将常规收集的健康数据用于二次研究目的,这种方法已逐渐被认可,因为它可以促进医学研究、改善患者预后并指导政策制定。在电子病历 (EMR) 中发现的这种二次数据,可以通过转换为统一的数据结构,与其他可比健康指标数据集一起进行分析,从而得到优化。这可以通过观察医学结局伙伴关系通用数据模型(OMOP-CDM)实现,该模型采用标准化词汇,以便在各种观察数据库中进行系统分析。OMOP-CDM 的概念是通过在唯一存储库中协调术语、词汇和编码方案,将数据转换为通用格式。该模型通过开发共享分析和预测技术、药物警戒以主动监测药物安全性以及在澳大利亚、美国、欧洲和亚太地区的多个机构进行“验证”分析,增强了研究能力。在这项研究中,我们旨在调查在 PATRON 初级保健数据存储库中使用开源 OMOP-CDM 的情况。
我们使用标准的结构化查询语言 (SQL) 构建、提取、转换和加载脚本,将数据转换为 OMOP-CDM。从各种 EMR 中提取的独特自由文本术语的映射过程提出了重大挑战,因为许多术语无法通过直接文本比较自动匹配到标准词汇。这导致许多术语需要手动分配。为了解决这个问题,我们实施了一项策略,指示我们的临床映射器仅关注出现频率足够高的术语。我们为每个域设定了一个特定的阈值,以确保在完成适当的映射后,超过 95%的所有记录都可以链接到 SNOMED 等批准的词汇。为了评估生成的 OMOP 数据集的数据质量,我们使用 OHDSI 数据质量仪表板 (DQD) 根据 Kahn 框架评估 PATRON 存储库中数据的合理性、一致性和全面性。
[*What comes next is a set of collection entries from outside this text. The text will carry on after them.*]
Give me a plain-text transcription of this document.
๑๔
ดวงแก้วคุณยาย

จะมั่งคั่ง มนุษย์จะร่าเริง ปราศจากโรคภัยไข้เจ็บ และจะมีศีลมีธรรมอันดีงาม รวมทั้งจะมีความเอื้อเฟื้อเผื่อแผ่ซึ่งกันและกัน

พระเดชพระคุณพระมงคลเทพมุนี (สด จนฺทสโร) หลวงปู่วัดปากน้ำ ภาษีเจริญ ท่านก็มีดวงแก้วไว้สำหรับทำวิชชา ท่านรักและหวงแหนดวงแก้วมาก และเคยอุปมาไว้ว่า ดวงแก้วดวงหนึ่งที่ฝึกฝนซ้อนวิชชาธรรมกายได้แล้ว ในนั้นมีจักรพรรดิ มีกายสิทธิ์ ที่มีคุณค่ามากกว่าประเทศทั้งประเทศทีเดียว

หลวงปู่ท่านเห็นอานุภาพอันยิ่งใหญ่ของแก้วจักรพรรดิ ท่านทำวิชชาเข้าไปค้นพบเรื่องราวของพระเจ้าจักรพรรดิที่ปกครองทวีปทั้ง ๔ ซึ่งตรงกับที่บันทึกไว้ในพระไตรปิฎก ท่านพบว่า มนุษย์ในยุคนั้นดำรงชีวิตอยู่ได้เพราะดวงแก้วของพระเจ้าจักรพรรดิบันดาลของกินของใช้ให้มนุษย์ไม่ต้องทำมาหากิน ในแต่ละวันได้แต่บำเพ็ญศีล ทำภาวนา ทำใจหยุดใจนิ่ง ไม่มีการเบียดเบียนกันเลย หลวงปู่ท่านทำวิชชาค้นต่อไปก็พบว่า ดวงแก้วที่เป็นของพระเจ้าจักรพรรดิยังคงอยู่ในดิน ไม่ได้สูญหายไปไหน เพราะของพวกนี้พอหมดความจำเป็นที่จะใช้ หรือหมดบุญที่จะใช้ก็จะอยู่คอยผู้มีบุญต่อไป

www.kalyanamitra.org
在三个初级保健 EMR 系统中,我们将 203 万活跃患者的数据转换为 OMOP 通用数据模型的版本 5.4。DQD 评估共涉及 3570 项单项评估。每项评估都将结果与预定义阈值进行比较。当不符合规定的行数百分比超过规定阈值时,就会出现“FAIL”。在对这里描述的初级保健 OMOP 数据库的评估中,我们实现了 97%的总体通过率。
OMOP CDM 在国际上的广泛使用、支持和培训为协作研究中的数据标准化提供了一个成熟的途径。其兼容性允许本地和国际研究小组共享分析包,从而促进快速和可重复的数据比较。一套开源工具,包括 OHDSI 数据质量仪表板(版本 1.4.1),支持该模型。其简单性和基于标准的方法促进了采用和集成到现有数据流程中。